Чтение онлайн

на главную - закладки

Жанры

Из Питера в Питер
Шрифт:

— Во что?

— В самое святое. В революцию. По-настоящему верят... Ведь это же замечательно! Они герои... Ничего им не надо, никаких хлебных мест, они ушли жертвовать за свободу жизнью...

И такая неожиданная зависть зазвучала в ее голосе, что притихли и скептики, а Тося с нежностью сказала:

— Катя, ты ненормальная... — и подсела ближе к подруге.

Катя Обухова росла в рядовой семье российских интеллигентов. Семья состояла из семи человек: папы — врача, мамы — учительницы, бабушки, а также двух братьев и сестры Кати — малышей.

В семье преклонялись перед либеральными идеями и равно плакали над крошкой Доррит, царем Федором из пьесы А. Толстого или Герасимом и Муму.
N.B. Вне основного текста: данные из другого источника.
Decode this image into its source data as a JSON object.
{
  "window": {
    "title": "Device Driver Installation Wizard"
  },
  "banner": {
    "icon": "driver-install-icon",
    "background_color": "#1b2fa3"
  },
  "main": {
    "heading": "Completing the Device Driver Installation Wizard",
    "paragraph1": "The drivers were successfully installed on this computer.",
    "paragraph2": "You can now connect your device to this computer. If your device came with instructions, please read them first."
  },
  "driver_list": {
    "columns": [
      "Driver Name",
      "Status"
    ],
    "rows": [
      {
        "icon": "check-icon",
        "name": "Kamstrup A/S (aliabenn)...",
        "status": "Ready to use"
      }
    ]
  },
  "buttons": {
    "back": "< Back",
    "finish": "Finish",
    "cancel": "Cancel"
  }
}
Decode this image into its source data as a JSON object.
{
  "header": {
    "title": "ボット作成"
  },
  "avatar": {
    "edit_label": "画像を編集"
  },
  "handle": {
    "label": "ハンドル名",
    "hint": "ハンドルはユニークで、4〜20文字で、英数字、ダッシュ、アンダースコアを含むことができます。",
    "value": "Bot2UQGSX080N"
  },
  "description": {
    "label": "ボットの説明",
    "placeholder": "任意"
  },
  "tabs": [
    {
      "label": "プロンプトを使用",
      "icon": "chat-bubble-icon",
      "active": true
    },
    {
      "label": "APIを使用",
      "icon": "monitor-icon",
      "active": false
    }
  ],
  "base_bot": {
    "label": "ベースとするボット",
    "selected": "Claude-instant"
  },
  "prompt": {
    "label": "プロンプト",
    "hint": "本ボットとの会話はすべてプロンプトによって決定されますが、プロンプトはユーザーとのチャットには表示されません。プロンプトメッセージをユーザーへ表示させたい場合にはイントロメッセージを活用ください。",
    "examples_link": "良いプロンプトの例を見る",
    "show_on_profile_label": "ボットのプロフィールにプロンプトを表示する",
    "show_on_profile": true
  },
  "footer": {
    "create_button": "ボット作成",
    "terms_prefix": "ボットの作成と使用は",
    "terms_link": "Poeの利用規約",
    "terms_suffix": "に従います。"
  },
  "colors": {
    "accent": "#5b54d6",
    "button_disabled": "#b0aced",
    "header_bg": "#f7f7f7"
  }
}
Уважали и декабристов и Герцена, даже Чернышевского не хаяли, но Герасим со своей Муму был, конечно, трогательней.

Бабушка представляла социализм по строчкам любимого в семье стихотворения А. Толстого о «социалистах»:

Чужим они, о лада, Не многое считают: Когда чего им надо, То тащут и хватают... Весь мир желают сгладить И тем ввести равенство, Что всё хотят загадить Для общего блаженства!

И хотя отец и мама сетовали на отсталость бабушки, они, в сущности, недалеко от нее ушли.
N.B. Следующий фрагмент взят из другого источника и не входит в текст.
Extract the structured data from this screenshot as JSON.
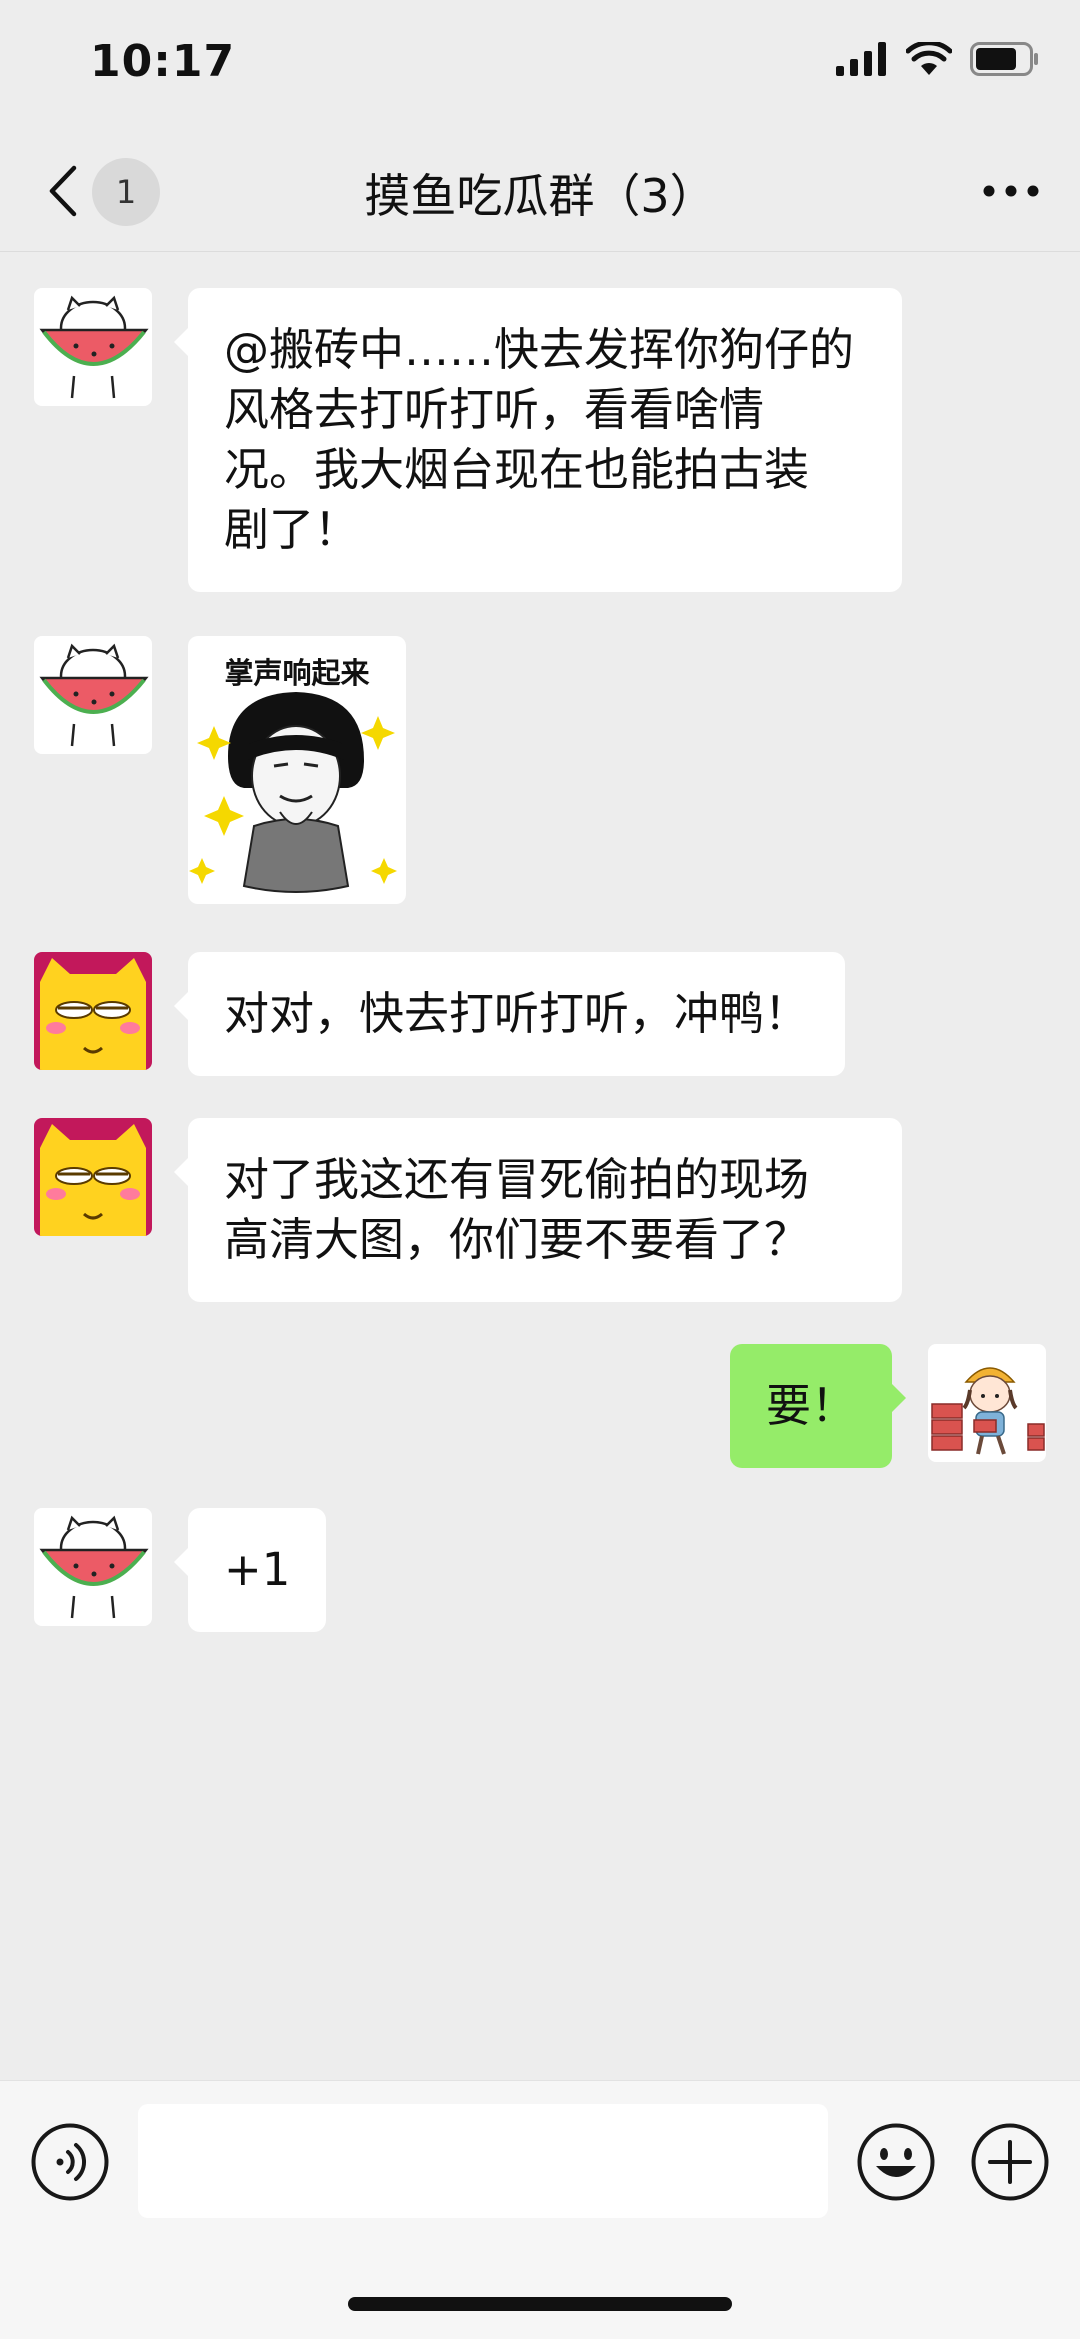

Имелись, однако, истории, факты, при упоминании о которых взрослые моментально становились серьезными и понижали голоса. Как в храме или при соприкосновении с чем-то святым, священной тайной. На Катю это всегда производило глубокое впечатление. Например, при упоминании знаменитой фразы Достоевского о слезе ребенка, через которую нельзя переступить, какие бы великие идеи ни толкали на такой шаг... Это было так возвышенно, так трогательно и так верно, так человечно! Или фигура Каратаева. Простой мужичок, и такой чудный... Но в «Войне и мире» все-таки больше привлекали Наташа, Андрей, Пьер. Катиной маме роднее всех оставалась Мария Болконская, «бедняжка, не от мира сего»... Мама серьезнее и острее, чем другие члены семьи, воспринимала и либеральные фразы, и полумистический трепет жертвенности, и жажду куда-то идти, за что-то бороться, чтобы всем, и особенно несчастным, сразу стало хорошо и счастливо... Для Кати никого не было ближе мамы.
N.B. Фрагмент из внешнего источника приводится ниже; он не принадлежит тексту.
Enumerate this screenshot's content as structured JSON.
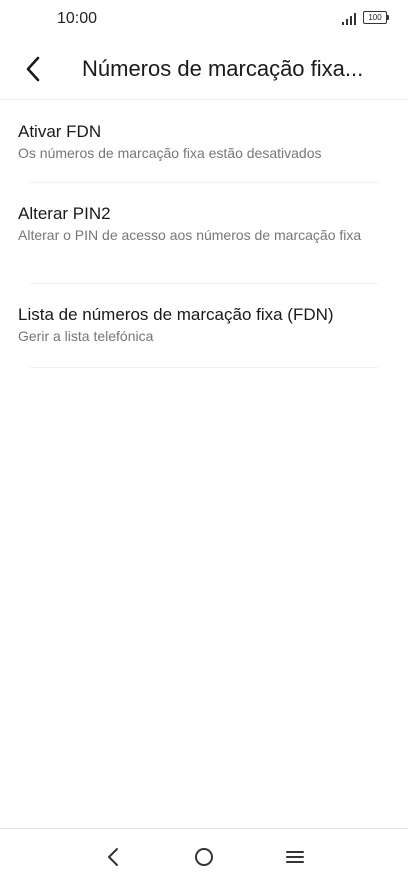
{
  "status_bar": {
    "time": "10:00",
    "battery": "100",
    "icons": [
      "signal-icon",
      "battery-icon"
    ]
  },
  "header": {
    "back_icon": "chevron-left-icon",
    "title": "Números de marcação fixa..."
  },
  "items": [
    {
      "title": "Ativar FDN",
      "subtitle": "Os números de marcação fixa estão desativados"
    },
    {
      "title": "Alterar PIN2",
      "subtitle": "Alterar o PIN de acesso aos números de marcação fixa"
    },
    {
      "title": "Lista de números de marcação fixa (FDN)",
      "subtitle": "Gerir a lista telefónica"
    }
  ],
  "nav_bar": {
    "icons": [
      "back-triangle-icon",
      "home-circle-icon",
      "menu-lines-icon"
    ]
  },
  "colors": {
    "background": "#ffffff",
    "text_primary": "#1a1a1a",
    "text_secondary": "#777777",
    "divider": "#f1f1f1"
  }
}
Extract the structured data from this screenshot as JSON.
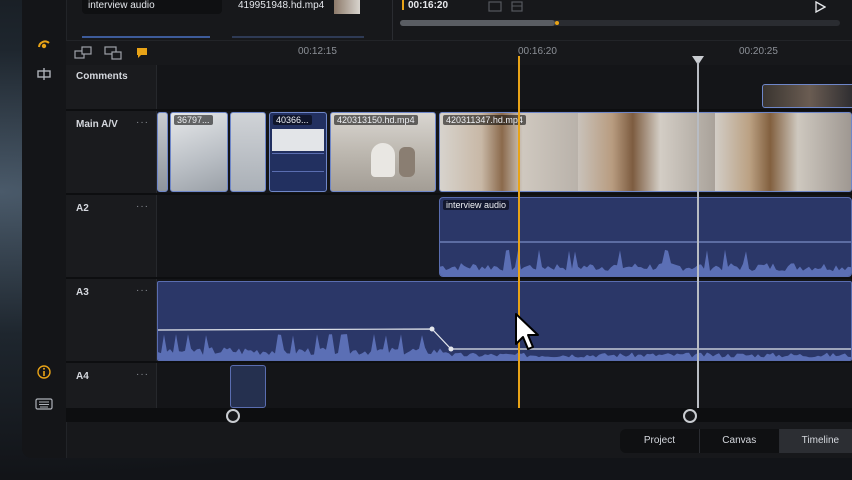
{
  "media_bin": {
    "items": [
      {
        "label": "interview audio"
      },
      {
        "label": "419951948.hd.mp4"
      }
    ]
  },
  "viewer": {
    "timecode": "00:16:20"
  },
  "ruler": {
    "labels": [
      "00:12:15",
      "00:16:20",
      "00:20:25"
    ]
  },
  "tracks": {
    "comments": {
      "label": "Comments"
    },
    "main": {
      "label": "Main A/V",
      "menu": "···"
    },
    "a2": {
      "label": "A2",
      "menu": "···"
    },
    "a3": {
      "label": "A3",
      "menu": "···"
    },
    "a4": {
      "label": "A4",
      "menu": "···"
    }
  },
  "clips": {
    "video": [
      {
        "label": "36797..."
      },
      {
        "label": "40366..."
      },
      {
        "label": "420313150.hd.mp4"
      },
      {
        "label": "420311347.hd.mp4"
      }
    ],
    "a2": {
      "label": "interview audio"
    }
  },
  "bottom_tabs": {
    "project": "Project",
    "canvas": "Canvas",
    "timeline": "Timeline"
  },
  "colors": {
    "accent": "#e8a317",
    "clip_blue": "#2b3768",
    "clip_border": "#6e86c8",
    "waveform": "#5b6fb5"
  },
  "icons": {
    "sidebar": [
      "audio-wave-icon",
      "split-clip-icon",
      "info-icon",
      "keyboard-icon"
    ],
    "toolbar": [
      "multicam-icon",
      "overlay-icon",
      "comment-icon"
    ]
  }
}
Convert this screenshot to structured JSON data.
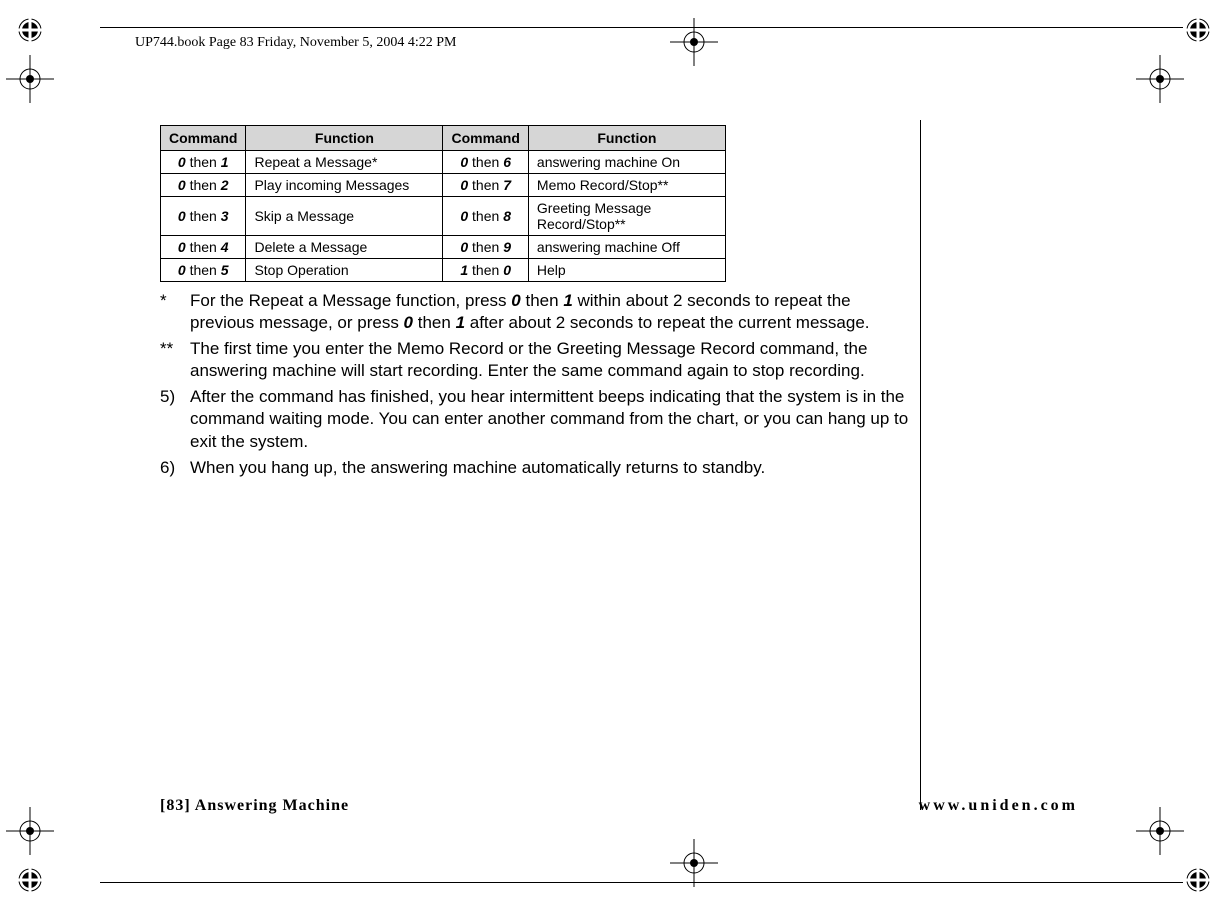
{
  "header": "UP744.book  Page 83  Friday, November 5, 2004  4:22 PM",
  "table": {
    "headers": [
      "Command",
      "Function",
      "Command",
      "Function"
    ],
    "rows": [
      {
        "c1a": "0",
        "c1t": " then ",
        "c1b": "1",
        "f1": "Repeat a Message*",
        "c2a": "0",
        "c2t": " then ",
        "c2b": "6",
        "f2": "answering machine On"
      },
      {
        "c1a": "0",
        "c1t": " then ",
        "c1b": "2",
        "f1": "Play incoming Messages",
        "c2a": "0",
        "c2t": " then ",
        "c2b": "7",
        "f2": "Memo Record/Stop**"
      },
      {
        "c1a": "0",
        "c1t": " then ",
        "c1b": "3",
        "f1": "Skip a Message",
        "c2a": "0",
        "c2t": " then ",
        "c2b": "8",
        "f2": "Greeting Message Record/Stop**"
      },
      {
        "c1a": "0",
        "c1t": " then ",
        "c1b": "4",
        "f1": "Delete a Message",
        "c2a": "0",
        "c2t": " then ",
        "c2b": "9",
        "f2": "answering machine Off"
      },
      {
        "c1a": "0",
        "c1t": " then ",
        "c1b": "5",
        "f1": "Stop Operation",
        "c2a": "1",
        "c2t": " then ",
        "c2b": "0",
        "f2": "Help"
      }
    ]
  },
  "notes": {
    "n1_marker": "*",
    "n1_a": "For the Repeat a Message function, press ",
    "n1_b": "0",
    "n1_c": " then ",
    "n1_d": "1",
    "n1_e": " within about 2 seconds to repeat the previous message, or press ",
    "n1_f": "0",
    "n1_g": " then ",
    "n1_h": "1",
    "n1_i": " after about 2 seconds to repeat the current message.",
    "n2_marker": "**",
    "n2": "The first time you enter the Memo Record or the Greeting Message Record command, the answering machine will start recording. Enter the same command again to stop recording.",
    "n3_marker": "5)",
    "n3": "After the command has finished, you hear intermittent beeps indicating that the system is in the command waiting mode. You can enter another command from the chart, or you can hang up to exit the system.",
    "n4_marker": "6)",
    "n4": "When you hang up, the answering machine automatically returns to standby."
  },
  "footer": {
    "left": "[83] Answering Machine",
    "right": "www.uniden.com"
  }
}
В толстых альбомах с медными застежками, между бархатными переплетами, хранились карточки... Гаршина с полубезумными, скорбными, пронзительными глазами; фотография с картины Иванова, изображающая Иисуса Христа, грядущего к обездоленным из глубины пустыни; фотография Диккенса, очень русского, с небрежной прической и бородой, печальными глазами, скорбящего; изображение очень бородатого, с провалами щек и тоже полубезумным, исступленным взглядом Салтыкова-Щедрина... Тут же мелькали деятели кадетской партии, вполне респектабельные и благополучные господа. Между ними как-то неловко чувствовали себя доктор Гааз, Достоевский, милый Чехов в пенсне и даже Горький в широкополой шляпе и какой-то хламиде.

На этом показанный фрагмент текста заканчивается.